Последняя реплика Сохатого потонула во взрыве хохота, а я дальше уже не смог выдержать. Глаза жгли злые невыплаканные слёзы, горло перехватило от подступающих рыданий. И это мои друзья… Лучшие люди на свете… Я на них молился, а они всё это время вытирали об меня ноги и втайне смеялись и издевались надо мной… Над тупицей Питом! Над дауном Петтигрю! Над уродом Питти! Над идиотом Хвостом. Над Чирезадом… Надо мной…

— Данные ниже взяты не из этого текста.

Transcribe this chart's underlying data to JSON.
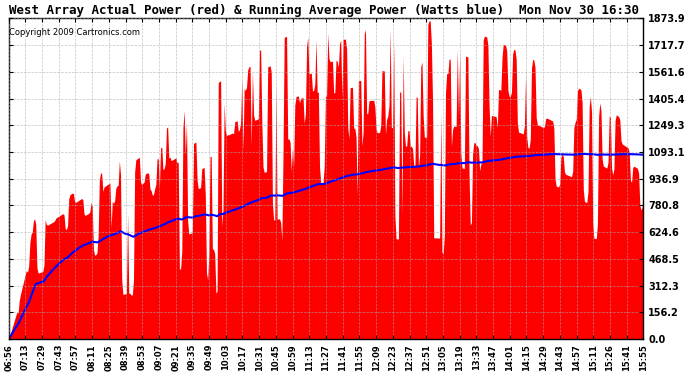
{
  "title": "West Array Actual Power (red) & Running Average Power (Watts blue)  Mon Nov 30 16:30",
  "copyright": "Copyright 2009 Cartronics.com",
  "bg_color": "#ffffff",
  "plot_bg_color": "#ffffff",
  "grid_color": "#aaaaaa",
  "bar_color": "#ff0000",
  "line_color": "#0000ff",
  "ymax": 1873.9,
  "ymin": 0.0,
  "yticks": [
    0.0,
    156.2,
    312.3,
    468.5,
    624.6,
    780.8,
    936.9,
    1093.1,
    1249.3,
    1405.4,
    1561.6,
    1717.7,
    1873.9
  ],
  "x_labels": [
    "06:56",
    "07:13",
    "07:29",
    "07:43",
    "07:57",
    "08:11",
    "08:25",
    "08:39",
    "08:53",
    "09:07",
    "09:21",
    "09:35",
    "09:49",
    "10:03",
    "10:17",
    "10:31",
    "10:45",
    "10:59",
    "11:13",
    "11:27",
    "11:41",
    "11:55",
    "12:09",
    "12:23",
    "12:37",
    "12:51",
    "13:05",
    "13:19",
    "13:33",
    "13:47",
    "14:01",
    "14:15",
    "14:29",
    "14:43",
    "14:57",
    "15:11",
    "15:26",
    "15:41",
    "15:55"
  ]
}
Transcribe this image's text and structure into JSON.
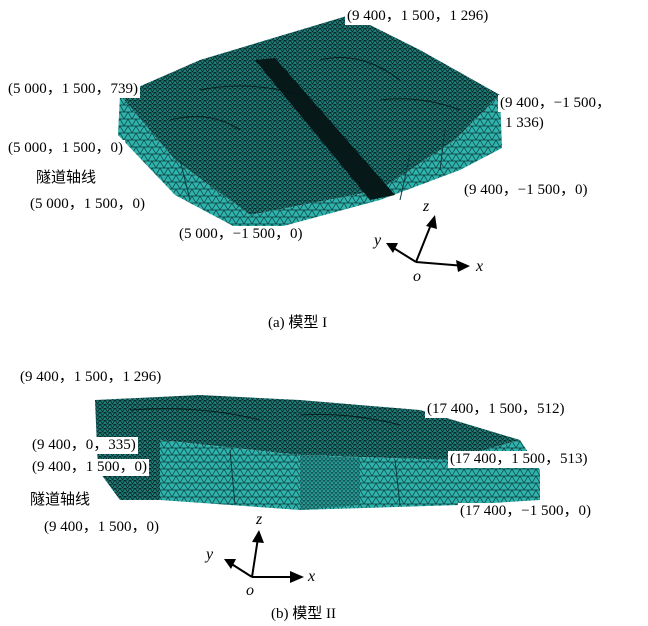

Знаешь, дорогой дневник, может, я покажусь тебе клиническим идиотом, но я решил не раздумывая покончить с собой. Никому ни о чём не говоря, ни с кем не прощаясь, не оставляя объяснительной записки, никого не виня. Я захотел оставить эту жизнь тем, к кому она более благосклонна. Я решил стать не просто тупицей Питом, а тупицей-Питом-которого-достала-эта-долбаная-никчёмная-жизнь-и-он-решил-с-ней-решительно -покончить.
Я забрался на самую высокую башню Астрономии, благо днём там никого не было, открыл большое окно и выбрался на карниз. Я простоял там десять минут, собираясь с духом и прощаясь с ненавистной жизнью, обливаясь потом от страха и слезами от жалости к себе. Я представлял, как моё рыхлое полное тело мешком упадёт на камни там, внизу, лопнет словно переспелый помидор, и во все стороны полетят брызги крови, ошмётки плоти, и осколки костей… А потом Филч будет замывать красное, полное немого укора, пятно своей старой грязной шваброй… От этой картины у меня потемнело в глазах и так закружилась голова, что я вынужден был схватиться рукой за раму окна. Я представил, как кто-то, какая-нибудь красивая девочка, побывавшая этой ночью на свидании с Сириусом, скажет над моими бренными останками: «Он был некрасив при жизни, а в смерти просто ужасен», и всхлипнет от страха и отвращения, доверчиво прижавшись к широкой груди своего кавалера.
И я не смог этого сделать, дорогой дневник. Смалодушничал в очередной раз, поддался жалости к себе, ещё больше возненавидев себя за это, а заодно и окружающих, и жестокую несправедливую жизнь.
Я буквально ввалился назад в кабинет, задыхаясь от рыданий и умирая от унижения перед самим собой. Я не смог даже с собой покончить нормально, что же я за червяк такой жалкий, настоящий Чирезад… Те, кого я считал своими друзьями, были правы: я действительно жалок и достоин презрения, просто я сам этого не понимал. Я действительно таков, как они обо мне отзывались. Услужливая шестёрка, верный слуга, бессловесный раб, глупый фанат… Они лишили меня иллюзий. Они открыли мне глаза на самого себя. И этого я никогда не прощу им. Я не прощу им их правоты.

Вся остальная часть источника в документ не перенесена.